SPEAK to Sam Tomkins at any point over the past year and the common refrain is that he is embracing this as a season of ‘lasts’.
His last time playing against this team, or at that ground. His last Magic Weekend. His last Challenge Cup shot.
Rather than ignore the fact, and treat each like the proverbial ‘just another game’, he has welcomed the pressure and perhaps invited the joy that this brings.
This could have been the ‘last’ to end all ‘lasts’, the final match of a wonderful career for one of the most talented players that Super League has seen.
That Tomkins should single-handedly decide this game was not ‘written in the stars’. Do away with notions that it ‘had to be him’, and any other clichés. In fact, perhaps you could have written the script. Because by his full-blooded determination alone, it happened.
He could have done it with a single field-goal, of course. One, two, three times Catalans tried to set him up, but each time St Helens’ defence came rushing in too quickly.

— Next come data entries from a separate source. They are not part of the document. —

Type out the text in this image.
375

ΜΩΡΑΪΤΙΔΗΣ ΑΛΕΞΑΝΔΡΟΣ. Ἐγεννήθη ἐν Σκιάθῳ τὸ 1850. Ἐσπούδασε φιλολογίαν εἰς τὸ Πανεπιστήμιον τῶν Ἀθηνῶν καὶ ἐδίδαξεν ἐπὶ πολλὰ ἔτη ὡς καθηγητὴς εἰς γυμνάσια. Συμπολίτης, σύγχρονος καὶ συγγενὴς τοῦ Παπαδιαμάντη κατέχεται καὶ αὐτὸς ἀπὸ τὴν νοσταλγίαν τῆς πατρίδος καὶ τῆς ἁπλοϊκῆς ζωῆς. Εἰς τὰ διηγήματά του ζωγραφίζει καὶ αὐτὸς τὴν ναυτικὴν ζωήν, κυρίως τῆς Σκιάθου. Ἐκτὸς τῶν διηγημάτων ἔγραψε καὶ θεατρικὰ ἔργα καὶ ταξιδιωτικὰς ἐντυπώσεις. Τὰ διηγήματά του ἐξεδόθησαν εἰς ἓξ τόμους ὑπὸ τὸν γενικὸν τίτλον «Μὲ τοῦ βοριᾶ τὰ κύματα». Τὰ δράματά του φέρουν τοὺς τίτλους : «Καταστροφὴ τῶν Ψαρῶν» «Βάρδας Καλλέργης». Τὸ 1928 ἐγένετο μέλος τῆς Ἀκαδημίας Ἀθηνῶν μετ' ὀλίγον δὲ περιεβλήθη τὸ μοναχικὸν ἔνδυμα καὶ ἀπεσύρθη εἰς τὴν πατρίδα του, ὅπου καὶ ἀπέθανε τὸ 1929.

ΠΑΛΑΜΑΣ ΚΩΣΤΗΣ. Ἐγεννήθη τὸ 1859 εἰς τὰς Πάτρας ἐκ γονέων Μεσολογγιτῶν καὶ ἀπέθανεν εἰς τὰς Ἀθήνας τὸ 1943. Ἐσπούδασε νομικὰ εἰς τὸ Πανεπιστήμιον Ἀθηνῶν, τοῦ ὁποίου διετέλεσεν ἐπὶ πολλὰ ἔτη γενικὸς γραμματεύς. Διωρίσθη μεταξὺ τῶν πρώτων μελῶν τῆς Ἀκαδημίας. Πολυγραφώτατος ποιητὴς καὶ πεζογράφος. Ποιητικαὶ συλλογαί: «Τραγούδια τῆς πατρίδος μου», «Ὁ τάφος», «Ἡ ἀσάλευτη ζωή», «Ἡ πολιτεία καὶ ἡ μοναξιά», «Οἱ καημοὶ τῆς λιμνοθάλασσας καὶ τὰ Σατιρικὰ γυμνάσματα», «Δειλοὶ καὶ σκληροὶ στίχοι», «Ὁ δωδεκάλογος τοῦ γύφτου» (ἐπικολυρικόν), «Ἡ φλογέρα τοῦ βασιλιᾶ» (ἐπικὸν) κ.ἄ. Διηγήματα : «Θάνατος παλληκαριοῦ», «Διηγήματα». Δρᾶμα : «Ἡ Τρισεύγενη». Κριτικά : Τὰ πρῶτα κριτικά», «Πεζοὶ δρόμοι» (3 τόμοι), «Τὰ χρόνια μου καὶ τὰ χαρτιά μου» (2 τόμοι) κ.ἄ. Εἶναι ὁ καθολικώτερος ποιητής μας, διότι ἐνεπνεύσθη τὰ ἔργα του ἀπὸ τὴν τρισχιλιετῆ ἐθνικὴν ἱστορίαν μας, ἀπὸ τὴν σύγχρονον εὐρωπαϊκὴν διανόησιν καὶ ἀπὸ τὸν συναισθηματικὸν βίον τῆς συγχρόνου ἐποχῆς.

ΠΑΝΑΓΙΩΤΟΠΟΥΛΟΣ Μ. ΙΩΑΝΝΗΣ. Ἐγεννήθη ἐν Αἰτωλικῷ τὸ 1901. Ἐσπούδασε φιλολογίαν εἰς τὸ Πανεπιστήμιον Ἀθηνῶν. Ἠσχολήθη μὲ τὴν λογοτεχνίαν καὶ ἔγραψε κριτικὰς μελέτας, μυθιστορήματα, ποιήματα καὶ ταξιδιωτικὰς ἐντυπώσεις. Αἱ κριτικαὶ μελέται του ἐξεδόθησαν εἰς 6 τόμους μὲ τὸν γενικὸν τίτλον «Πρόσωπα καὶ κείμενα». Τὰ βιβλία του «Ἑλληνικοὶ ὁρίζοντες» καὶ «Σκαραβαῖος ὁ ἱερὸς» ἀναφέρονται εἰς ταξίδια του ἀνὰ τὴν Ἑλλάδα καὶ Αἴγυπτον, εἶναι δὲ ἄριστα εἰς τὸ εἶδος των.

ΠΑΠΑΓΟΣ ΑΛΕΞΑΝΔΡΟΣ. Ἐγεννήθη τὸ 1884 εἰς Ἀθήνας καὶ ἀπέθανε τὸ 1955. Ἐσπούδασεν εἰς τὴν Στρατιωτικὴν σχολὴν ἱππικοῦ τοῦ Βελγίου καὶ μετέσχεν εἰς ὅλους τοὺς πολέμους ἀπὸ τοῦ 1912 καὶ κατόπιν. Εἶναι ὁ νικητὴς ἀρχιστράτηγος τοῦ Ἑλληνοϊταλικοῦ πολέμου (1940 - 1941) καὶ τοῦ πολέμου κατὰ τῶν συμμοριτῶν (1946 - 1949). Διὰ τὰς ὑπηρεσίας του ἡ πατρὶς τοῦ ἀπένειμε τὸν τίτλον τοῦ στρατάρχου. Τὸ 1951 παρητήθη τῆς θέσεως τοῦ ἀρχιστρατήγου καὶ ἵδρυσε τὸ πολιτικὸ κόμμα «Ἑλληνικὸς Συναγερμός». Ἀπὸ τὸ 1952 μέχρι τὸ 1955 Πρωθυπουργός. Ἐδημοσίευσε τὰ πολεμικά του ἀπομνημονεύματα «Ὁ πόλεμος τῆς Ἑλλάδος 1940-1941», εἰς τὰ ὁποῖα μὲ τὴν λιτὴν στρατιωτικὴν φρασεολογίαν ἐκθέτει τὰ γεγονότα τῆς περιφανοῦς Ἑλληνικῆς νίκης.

By the third time he knew what was coming, and knew what he needed to do. Instead of another goal attempt, he stepped off what he called post-match his “good leg”, saw a gap open up in front of him, and seized the opportunity.

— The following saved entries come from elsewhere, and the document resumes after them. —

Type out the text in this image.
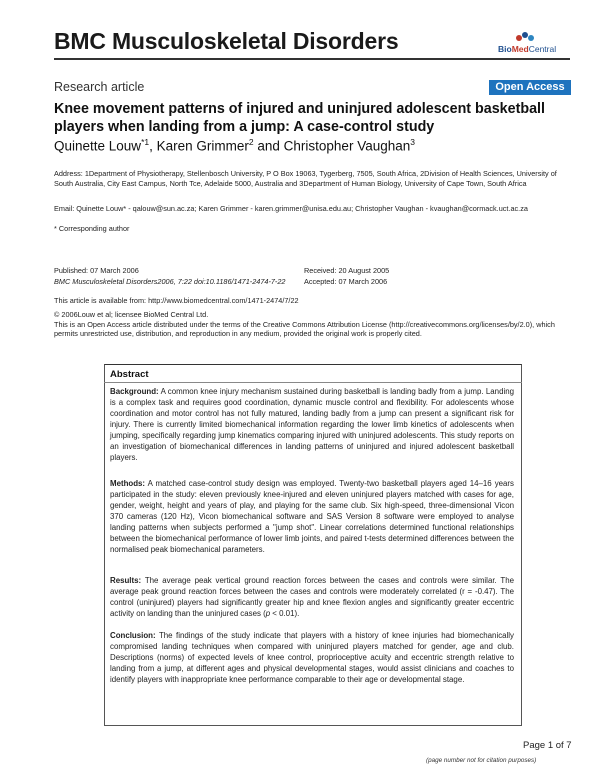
BMC Musculoskeletal Disorders	BioMedCentral
Research article	Open Access
Knee movement patterns of injured and uninjured adolescent basketball players when landing from a jump: A case-control study
Quinette Louw$^{*1}$, Karen Grimmer$^2$ and Christopher Vaughan$^3$
Address: 1Department of Physiotherapy, Stellenbosch University, P O Box 19063, Tygerberg, 7505, South Africa, 2Division of Health Sciences, University of South Australia, City East Campus, North Tce, Adelaide 5000, Australia and 3Department of Human Biology, University of Cape Town, South Africa
Email: Quinette Louw* - qalouw@sun.ac.za; Karen Grimmer - karen.grimmer@unisa.edu.au; Christopher Vaughan - kvaughan@cormack.uct.ac.za
* Corresponding author
Published: 07 March 2006
BMC Musculoskeletal Disorders2006, 7:22 doi:10.1186/1471-2474-7-22
Received: 20 August 2005
Accepted: 07 March 2006
This article is available from: http://www.biomedcentral.com/1471-2474/7/22
© 2006Louw et al; licensee BioMed Central Ltd.
This is an Open Access article distributed under the terms of the Creative Commons Attribution License (http://creativecommons.org/licenses/by/2.0), which permits unrestricted use, distribution, and reproduction in any medium, provided the original work is properly cited.
Abstract
Background: A common knee injury mechanism sustained during basketball is landing badly from a jump. Landing is a complex task and requires good coordination, dynamic muscle control and flexibility. For adolescents whose coordination and motor control has not fully matured, landing badly from a jump can present a significant risk for injury. There is currently limited biomechanical information regarding the lower limb kinetics of adolescents when jumping, specifically regarding jump kinematics comparing injured with uninjured adolescents. This study reports on an investigation of biomechanical differences in landing patterns of uninjured and injured adolescent basketball players.
Methods: A matched case-control study design was employed. Twenty-two basketball players aged 14–16 years participated in the study: eleven previously knee-injured and eleven uninjured players matched with cases for age, gender, weight, height and years of play, and playing for the same club. Six high-speed, three-dimensional Vicon 370 cameras (120 Hz), Vicon biomechanical software and SAS Version 8 software were employed to analyse landing patterns when subjects performed a "jump shot". Linear correlations determined functional relationships between the biomechanical performance of lower limb joints, and paired t-tests determined differences between the normalised peak biomechanical parameters.
Results: The average peak vertical ground reaction forces between the cases and controls were similar. The average peak ground reaction forces between the cases and controls were moderately correlated (r = -0.47). The control (uninjured) players had significantly greater hip and knee flexion angles and significantly greater eccentric activity on landing than the uninjured cases (p < 0.01).
Conclusion: The findings of the study indicate that players with a history of knee injuries had biomechanically compromised landing techniques when compared with uninjured players matched for gender, age and club. Descriptions (norms) of expected levels of knee control, proprioceptive acuity and eccentric strength relative to landing from a jump, at different ages and physical developmental stages, would assist clinicians and coaches to identify players with inappropriate knee performance comparable to their age or developmental stage.
Page 1 of 7
(page number not for citation purposes)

Tomkins has never been a man to sit idly by and let things happen around him. If there’s an argument to be had, he’s the first one in there. If there’s a referee to influence, he won’t leave their ear. And if there’s a match to be won, you can bet he’ll be the one trying hardest to win it.
You don’t become the world’s most expensive player, and twice win the Man of Steel award, without being capable of match-defining moments like this.
Moving to the warmer climes of the south of France has only sharpened his hunger, and signing for the Dragons has given him a new purpose. In contrast to Tomkins, this is a club still very young, and still hunting ‘firsts’.
Months before he joined in late 2018, they won their first Challenge Cup. With their star fullback to the fore, they won their first League Leaders’ Shield and reached their first Grand Final in 2021.
And now, in what will conclusively be Tomkins’ last game, he could lead Catalans to their first Super League title.
Of course, it would be a fitting Old Trafford farewell, but only if Tomkins makes it so. James Roby will know all too well that fairy-tale endings don’t just happen.
Because in the other corner of this bruising heavyweight battle at the Brutus, the Saints skipper faced up to the same fate as Tomkins, his career on the line.
Like Tomkins, it wasn’t about him. Both are devotees to their cause; in Roby’s case it’s been the same one for his extraordinary, one-club career.
He bows out after 551 St Helens appearances, six Grand Final wins, four Challenge Cups, and two World Club Challenge triumphs which came 16 years apart.
The legendary pair provided a wonderful sub-plot to this semi-final, but comparisons are unfair. While Tomkins provides the magic, Roby’s career was built on being a model of endurance and consistency. Rarely was a tackle missed, or a pass thrown astray.
The fireworks could be left to other players, and so it was on this day. Roby made not a single carry in this game, and was taken off for the last time shortly after half-time.
That left the stage clear for Tomkins to do what he has done so many times before, coming up with the sensational clutch play that claimed the victory.
Tomkins just hopes this isn’t his last – one more awaits at Old Trafford.